Guidé par Ushijima, Takada apprend les ficelles du métier, et les combines pour soutirer aux clients leurs derniers sous… Sans aucun état d’âme ! |
  rohagus
| Attention, voilà un manga à ne pas mettre entre toutes les mains !
C'est un seinen résolument adulte, sombre, très sombre, et aussi traumatisant qu'il est réaliste.
Son sujet ressemblerait presque à un reportage dans les bas-fonds de Tokyo. Nous parlons ici du domaine des yamikins, des prêteurs-sur-gages qui sont prêts à prêter de l'argent à des taux effarants à des personnes qui en ont absolument besoin. Ces yamikins sont surtout bien déterminés à récupérer, quoiqu'il en coûte pour l'emprunteur, leur argent, les intérêts et tous les à-côtés qu'ils peuvent y ajouter. Leurs cibles, les personnes fragiles qui sont trop insouciantes ou qui sont prêts à mettre leur vie en danger pour des sommes d'argent que souvent, eux seuls, jugent indispensables au maintien du semblant de vie qu'ils se sont construits. Accros aux jeux, aux drogues, à une vie sociale superficielle, acheteurs compulsifs, etc, quand ils mettent le doigt dans l'engrenage des emprunts aux yamikins, ces derniers ne les lâchent plus jusqu'à ce qu'ils remboursent des sommes folles ou détruisent leurs vies pour à peine rembourser les intérêts.

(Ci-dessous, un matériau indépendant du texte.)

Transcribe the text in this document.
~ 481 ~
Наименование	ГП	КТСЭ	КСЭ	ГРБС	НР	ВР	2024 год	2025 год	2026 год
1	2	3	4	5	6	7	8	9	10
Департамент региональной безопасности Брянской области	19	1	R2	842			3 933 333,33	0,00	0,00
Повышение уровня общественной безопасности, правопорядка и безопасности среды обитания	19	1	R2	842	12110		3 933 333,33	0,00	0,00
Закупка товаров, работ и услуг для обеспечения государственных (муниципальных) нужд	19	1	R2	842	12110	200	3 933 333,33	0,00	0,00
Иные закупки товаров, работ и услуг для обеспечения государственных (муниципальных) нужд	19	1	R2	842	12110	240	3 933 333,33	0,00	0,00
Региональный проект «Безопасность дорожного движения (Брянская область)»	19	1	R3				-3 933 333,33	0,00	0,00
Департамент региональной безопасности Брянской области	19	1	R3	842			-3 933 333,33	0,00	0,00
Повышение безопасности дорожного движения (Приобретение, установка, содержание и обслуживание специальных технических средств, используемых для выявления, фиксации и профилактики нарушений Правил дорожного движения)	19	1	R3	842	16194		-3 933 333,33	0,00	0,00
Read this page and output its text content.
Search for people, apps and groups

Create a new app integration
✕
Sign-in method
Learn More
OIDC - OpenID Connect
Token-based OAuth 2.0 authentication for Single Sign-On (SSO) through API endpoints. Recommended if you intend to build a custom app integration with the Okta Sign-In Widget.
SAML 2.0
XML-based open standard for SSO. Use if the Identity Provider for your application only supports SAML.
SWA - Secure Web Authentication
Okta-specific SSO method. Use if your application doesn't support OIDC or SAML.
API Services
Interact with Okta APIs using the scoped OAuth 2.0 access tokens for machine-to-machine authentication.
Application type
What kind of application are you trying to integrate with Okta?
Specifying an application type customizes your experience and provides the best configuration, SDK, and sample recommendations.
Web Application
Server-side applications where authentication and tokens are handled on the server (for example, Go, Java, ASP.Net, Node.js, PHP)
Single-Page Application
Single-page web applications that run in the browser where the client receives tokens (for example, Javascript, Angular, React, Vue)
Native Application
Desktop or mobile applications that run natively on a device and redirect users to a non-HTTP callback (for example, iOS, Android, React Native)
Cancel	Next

Le dessin est assez particulier. Dans le style manga réaliste, il affiche des personnages aux visages assez étranges, enlaidis et souvent déformés. Sincèrement, je doute que ce dessin plaise à tout le monde mais je lui pardonne ses défauts car il donne une vraie atmosphère au récit et que la laideur de ses personnages réflète bien souvent la laideur de leurs âmes.
Le ton est véritablement noir, presque choquant malgré la retenue dont il fait preuve.
Le personnage principal, Ushijima, est sans pitié. Les gens qui lui empruntent de l'argent, ses "esclaves", deviennent aussitôt pour lui des objets utilitaires qu'il presse jusqu'à l'âme, réduisant leurs vies en charpies, vendant leurs corps et détruisant leurs familles dans le seul but de les dépouiller de tout l'argent qu'il peut en soutirer. Mères de famille qu'il force à se prostituer dans des bouges glauques, jeunes employées de bureau modernes qu'il pousse à la déchéance totale sur tous les plans, des familles entières qu'il détruit et amène à payer pour les dettes de leur fils inconscient.
Pire, on a vraiment du mal à avoir de la pitié pour les victimes de ce prêteur-sur-gages. En effet, alors qu'elles affichent des positions sociales banales, elles révèlent des faiblesses psychologiques méprisables, incapables de se retenir de dépenser à tout va, accros à différentes activités couteuses, elles ont beau promettre à leurs familles et enfants qu'elles vont arrêter, elles se jettent à chaque fois encore plus dans la répétition de leurs erreurs. Tant et si bien qu'on en verrait presque avec horreur le travail d'Ushijima comme une sorte de selection naturelle qui va détruire les vies des plus idiots de la société.
Les scènes sinistres et dérangeantes s'accumulent et déplairont sans doute aux lecteurs allergiques à tant de noirceur. Mais en même temps, on sent l'aspect réaliste, on devine que de telles horreurs ont sûrement véritablement lieu dans certaines extrêmités et que des prêteurs sur gages comme Ushijima doivent probablement exister au Japon ou ailleurs (le sujet n'est d'ailleurs pas sans rappeler un peu le système des sub-primes américains dans son principe). En cela, j'ai été intéressé par ce récit car je l'ai trouvé instructif et parce que, de fait, sa violence physique et morale ne m'a pas paru gratuite. J'ai vraiment eu l'impression que ce manga fonctionnerait comme un reportage romancé dont Takada, le jeune qui débute avec Ushijima et qui apprend les ficelles du métier, serait le journaliste.
Même si chacune des histoires courtes du premier tome de cet album m'a intéressé et captivé, je me demande tout de même où nous mènera la série à la longue car 9 tomes sont déjà parus au Japon. Avec un peu de chances, cela pourrait impliquer qu'une histoire plus conséquente prendra forme au fur et à mesure. Si c'est le cas et vu le domaine très particulier et très dur de sa thématique, ce devrait être une intrigue assez originale.